Action unit	Description
AU1	Inner Brow Raise
AU2	Outer Brow Raise
AU4	Brow Lowerer
AU5	Upper Lid Raise
AU6	Cheek Raise
AU7	Lids Tight
AU9	Nose Wrinkle
AU10	Upper Lip Raiser
AU11	Nasolabial Furrow Deepener
AU12	Lip Corner Puller
AU14	Dimpler
AU15	Lip Corner Depressor
AU16	Lower Lip Depress
AU17	Chin Raiser
AU18	Lip Pucker
AU19	Tongue Show
AU20	Lip Stretch
AU22	Lip Funneler
AU23	Lip Tightener
AU24	Lip Presser
AU25	Lips Part
AU26	Jaw Drop
AU27	Mouth Stretch
AU28	Lips Suck
AU32	Bite
AU34	Puff
AU37	Lip Wipe
AU38	Nostril Dilate
AU43	Eye Closure
AU53	Head Up
AU54	Head Down
—	Hand over Mouth
—	Hand over Eyes
—	Hand over Forehead
—	Hand over Face
—	Hand touching Face / Head

Facial descriptions

When descriptions is enabled, predictions include scores for high-level facial descriptions. These provide an intuitive, human-readable summary of the face’s appearance.


Beaming	Frown	Laugh	Squint
Biting lip	Gasp	Licking lip	Sulking
Cheering	Glare	Pout	Tongue out
Cringe	Glaring	Scowl	Wide-eyed
Cry	Grimace	Smile	Wince
Eyes closed	Grin	Smirk	Wrinkled nose
Face in hands	Jaw drop	Snarl

Facemesh

The facemesh model detects 468 facial landmark points, providing detailed face geometry data. This is useful for applications that need precise face shape analysis beyond emotional expression.
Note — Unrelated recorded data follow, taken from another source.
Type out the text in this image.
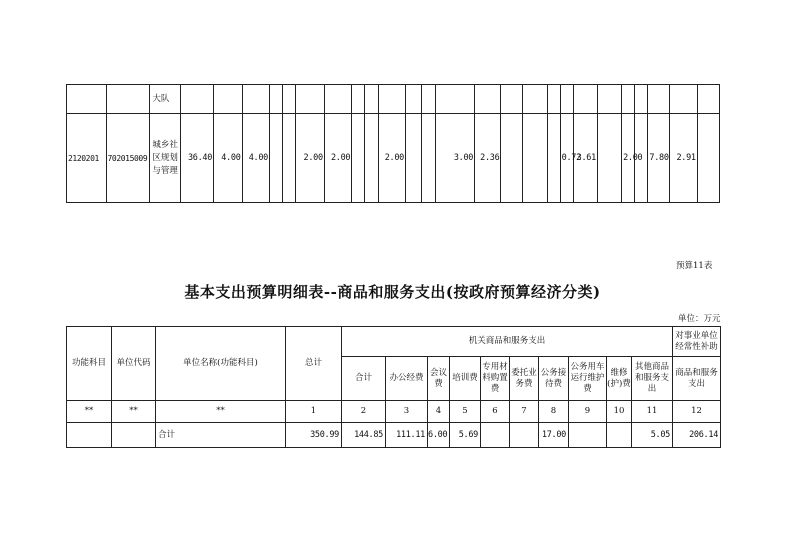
		大队																									
2120201	702015009	城乡社区规划与管理	36.40	4.00	4.00			2.00	2.00			2.00			3.00	2.36				0.72	3.61		2.00		7.80	2.91	
预算11表
基本支出预算明细表--商品和服务支出(按政府预算经济分类)
单位：万元
功能科目	单位代码	单位名称(功能科目)	总计	机关商品和服务支出										对事业单位经常性补助
				合计	办公经费	会议费	培训费	专用材料购置费	委托业务费	公务接待费	公务用车运行维护费	维修(护)费	其他商品和服务支出	商品和服务支出
**	**	**	1	2	3	4	5	6	7	8	9	10	11	12
		合计	350.99	144.85	111.11	6.00	5.69			17.00			5.05	206.14
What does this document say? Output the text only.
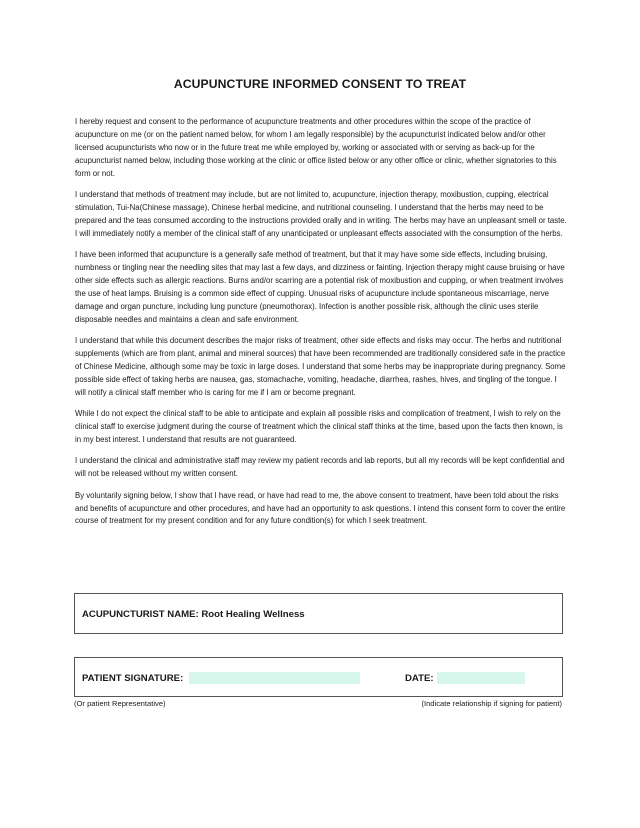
ACUPUNCTURE INFORMED CONSENT TO TREAT

I hereby request and consent to the performance of acupuncture treatments and other procedures within the scope of the practice of acupuncture on me (or on the patient named below, for whom I am legally responsible) by the acupuncturist indicated below and/or other licensed acupuncturists who now or in the future treat me while employed by, working or associated with or serving as back-up for the acupuncturist named below, including those working at the clinic or office listed below or any other office or clinic, whether signatories to this form or not.

I understand that methods of treatment may include, but are not limited to, acupuncture, injection therapy, moxibustion, cupping, electrical stimulation, Tui-Na(Chinese massage), Chinese herbal medicine, and nutritional counseling. I understand that the herbs may need to be prepared and the teas consumed according to the instructions provided orally and in writing. The herbs may have an unpleasant smell or taste. I will immediately notify a member of the clinical staff of any unanticipated or unpleasant effects associated with the consumption of the herbs.

I have been informed that acupuncture is a generally safe method of treatment, but that it may have some side effects, including bruising, numbness or tingling near the needling sites that may last a few days, and dizziness or fainting. Injection therapy might cause bruising or have other side effects such as allergic reactions. Burns and/or scarring are a potential risk of moxibustion and cupping, or when treatment involves the use of heat lamps. Bruising is a common side effect of cupping. Unusual risks of acupuncture include spontaneous miscarriage, nerve damage and organ puncture, including lung puncture (pneumothorax). Infection is another possible risk, although the clinic uses sterile disposable needles and maintains a clean and safe environment.

I understand that while this document describes the major risks of treatment, other side effects and risks may occur. The herbs and nutritional supplements (which are from plant, animal and mineral sources) that have been recommended are traditionally considered safe in the practice of Chinese Medicine, although some may be toxic in large doses. I understand that some herbs may be inappropriate during pregnancy. Some possible side effect of taking herbs are nausea, gas, stomachache, vomiting, headache, diarrhea, rashes, hives, and tingling of the tongue. I will notify a clinical staff member who is caring for me if I am or become pregnant.

While I do not expect the clinical staff to be able to anticipate and explain all possible risks and complication of treatment, I wish to rely on the clinical staff to exercise judgment during the course of treatment which the clinical staff thinks at the time, based upon the facts then known, is in my best interest. I understand that results are not guaranteed.

I understand the clinical and administrative staff may review my patient records and lab reports, but all my records will be kept confidential and will not be released without my written consent.

By voluntarily signing below, I show that I have read, or have had read to me, the above consent to treatment, have been told about the risks and benefits of acupuncture and other procedures, and have had an opportunity to ask questions. I intend this consent form to cover the entire course of treatment for my present condition and for any future condition(s) for which I seek treatment.

ACUPUNCTURIST NAME: Root Healing Wellness
PATIENT SIGNATURE:	DATE:
(Or patient Representative)	(Indicate relationship if signing for patient)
Facemesh has no configurable parameters. Enable it alongside the face model by passing an empty object:

$ curl -X POST "https://api.hume.ai/v0/batch/jobs" \
>   -H "X-Hume-Api-Key: <YOUR_API_KEY>" \
>   -H "Content-Type: application/json" \
>   -d '{
>     "models": {
>       "face": {
>         "identify_faces": true
>       },
>       "facemesh": {}
>     },
>     "urls": ["https://example.com/video.mp4"]
>   }'

Each facemesh prediction includes an array of 478 3D facial landmark coordinates for each detected face.